Of course, it doesn’t work when you’re running. But then, it’s rare to panic when you’re running; the body seems to find it impossible. There is too much for it to concentrate on.

It takes a certain amount of confidence to move quickly

It takes a certain amount of confidence to move quickly, beyond the pace of usual movement. If you’re not used to it, or out of practice, it can feel a bit ridiculous, which is probably why I don’t tend to run around where I live. But I took it up again, at first tentatively, in Grez-sur-Loing when I was on the Robert Louis Stevenson Fellowship. I’m not sure why. I think it was because I wanted to explore the nearby villages without looking like a snooper or a tourist. Running makes you seem purposeful, but you can also take things in more slowly than blink-and-you’ll-miss-it cycling.
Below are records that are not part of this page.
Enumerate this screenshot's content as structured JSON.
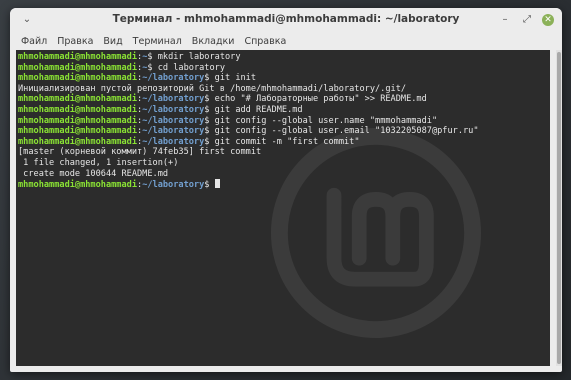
{
  "window": {
    "title": "Терминал - mhmohammadi@mhmohammadi: ~/laboratory",
    "menu_icon": "chevron-down-icon",
    "controls": {
      "minimize": "–",
      "maximize": "⤢",
      "close": "✕"
    }
  },
  "menubar": {
    "items": [
      "Файл",
      "Правка",
      "Вид",
      "Терминал",
      "Вкладки",
      "Справка"
    ]
  },
  "terminal": {
    "prompt_user": "mhmohammadi@mhmohammadi",
    "lines": [
      {
        "type": "prompt",
        "path": "~",
        "command": " mkdir laboratory"
      },
      {
        "type": "prompt",
        "path": "~",
        "command": " cd laboratory"
      },
      {
        "type": "prompt",
        "path": "~/laboratory",
        "command": " git init"
      },
      {
        "type": "output",
        "text": "Инициализирован пустой репозиторий Git в /home/mhmohammadi/laboratory/.git/"
      },
      {
        "type": "prompt",
        "path": "~/laboratory",
        "command": " echo \"# Лабораторные работы\" >> README.md"
      },
      {
        "type": "prompt",
        "path": "~/laboratory",
        "command": " git add README.md"
      },
      {
        "type": "prompt",
        "path": "~/laboratory",
        "command": " git config --global user.name \"mmmohammadi\""
      },
      {
        "type": "prompt",
        "path": "~/laboratory",
        "command": " git config --global user.email \"1032205087@pfur.ru\""
      },
      {
        "type": "prompt",
        "path": "~/laboratory",
        "command": " git commit -m \"first commit\""
      },
      {
        "type": "output",
        "text": "[master (корневой коммит) 74feb35] first commit"
      },
      {
        "type": "output",
        "text": " 1 file changed, 1 insertion(+)"
      },
      {
        "type": "output",
        "text": " create mode 100644 README.md"
      },
      {
        "type": "prompt",
        "path": "~/laboratory",
        "command": " ",
        "cursor": true
      }
    ]
  },
  "colors": {
    "user": "#8ae234",
    "path": "#729fcf",
    "background": "#2c2c2c",
    "text": "#e6e6e6"
  }
}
Then there’s the idea of interrupted routine. Being in a new place often encourages you to explore a different kind of physicality, without feeling the clash between the person you are in everyday life and the person you are in that new moment. In the same way, artist residencies can push you to take different creative directions. You don’t feel trapped. No one knows you or your work, not the strange new birds camping on your windowsill or the people downstairs at the breakfast table. There are no deadlines, no ‘shoulds’. If you want to read at 10am on a Thursday morning you can. If you want to lie in the sunshine and imagine the dragonflies coming to life, you can. If you want to toss away the story you started because it isn’t working, you can. If you want to run to clear your head and start over again, you can. Creativity is unpredictable, like the body, but creative people, like athletes, find a way through the mess. Through discipline and trial and error. For me, I felt as if I had proved my self-discipline the previous year, by writing The Amber Shadows, to contract, in a year. The RLS fellowship became more about trial and error, finding different ways of writing in a different space. Probably the same reasons why I took up running there.
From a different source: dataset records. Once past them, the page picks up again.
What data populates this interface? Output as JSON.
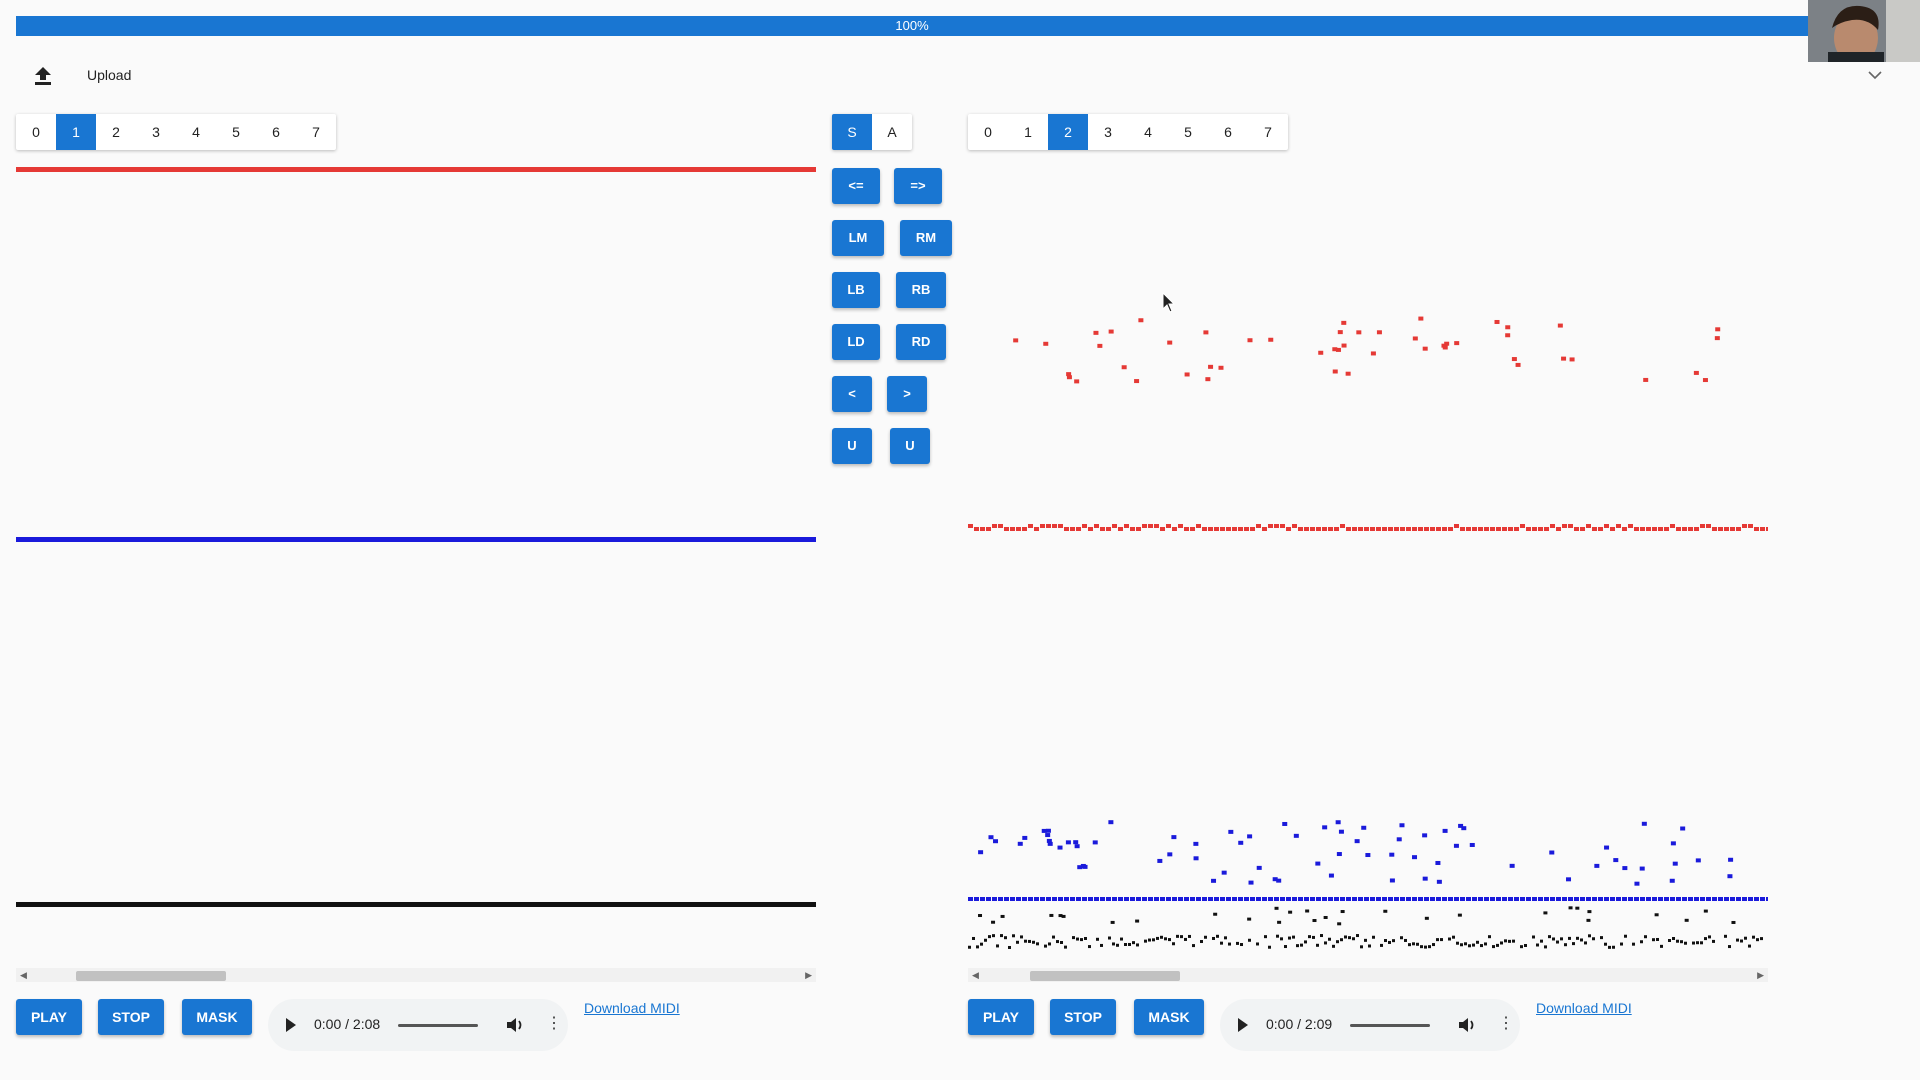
{
  "progress": {
    "label": "100%",
    "value": 1.0
  },
  "toolbar": {
    "upload_label": "Upload",
    "upload_icon": "upload-icon",
    "collapse_icon": "chevron-down-icon"
  },
  "left_tabs": [
    "0",
    "1",
    "2",
    "3",
    "4",
    "5",
    "6",
    "7"
  ],
  "left_selected": 1,
  "right_tabs": [
    "0",
    "1",
    "2",
    "3",
    "4",
    "5",
    "6",
    "7"
  ],
  "right_selected": 2,
  "mode": {
    "s": "S",
    "a": "A",
    "selected": "S"
  },
  "controls": {
    "prev_label": "<=",
    "next_label": "=>",
    "lm": "LM",
    "rm": "RM",
    "lb": "LB",
    "rb": "RB",
    "ld": "LD",
    "rd": "RD",
    "lt": "<",
    "gt": ">",
    "u1": "U",
    "u2": "U"
  },
  "colors": {
    "accent": "#1976d2",
    "red_track": "#e53935",
    "blue_track": "#1a1adb",
    "black_track": "#111111"
  },
  "left_player": {
    "play": "PLAY",
    "stop": "STOP",
    "mask": "MASK",
    "time": "0:00 / 2:08",
    "download": "Download MIDI"
  },
  "right_player": {
    "play": "PLAY",
    "stop": "STOP",
    "mask": "MASK",
    "time": "0:00 / 2:09",
    "download": "Download MIDI"
  }
}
Don’t think about the ridiculousness of what you’re doing

There are other similarities between writing and running. Both make you – or me, anyway – feel a little bit preposterous. They are unnatural compared to logical, sensible, practical living, and yet there is something compulsive to both. It feels right to do them, even though they conjure up a weird, unnatural, dysfunctional kind of consciousness. In writing and running I also find I hit sudden walls – a whack where you can’t keep going any further – and in both cases the only way through is to grit and push. Focus on your breathing. Don’t think about the ridiculousness of what you’re doing. Then you hit the highs and feel as if you could run or write forever. It doesn’t last. The walls come back.

Put good things in – breathe, read – and keep your focus while you push them out: write, run. You could probably use the analogy of imbibing and vomiting but it’s less romantic than breathing.

I don’t know why I like making comparisons like this but they feel comforting, as if you can learn something from one thing and apply it to the other, or convince yourself to persevere with one because you’re capable of persevering with another. Inbreath, outbreath: simple.

It’s something I do a lot - comparing things with writing. It’s become a sort of hobby, an obsession. Training a rescue dog, looking for a new flat. In the end I think it sums up what writing is to me. Some kind of perseverance whose motivations elude me in a way I don’t really want to fully understand. Why do humans like to move fast? Why do we want to find the limits of our physicality? Why does my greyhound, when I’ve left him on his own for a few hours, express his joy at seeing me by doing nutty loops of the garden? Why does a horse’s body take on such a glorious shape when it begins to canter? Why on earth do we want to escape into fantasy worlds for a good portion of our conscious lives, much less create them?

I did not find the answers to these on my residency. But I had to the freedom to feel as if they were reasonable things to spend time considering.

Lucy Ribchester

Lucy Ribchester, author of The Hourglass Factory and The Amber Shadows, is a dance and fiction writer based in Edinburgh. She is a former New Writers Awardee and visited Grez-sur-Loing as a Robert Louis Stevenson Fellow in 2016.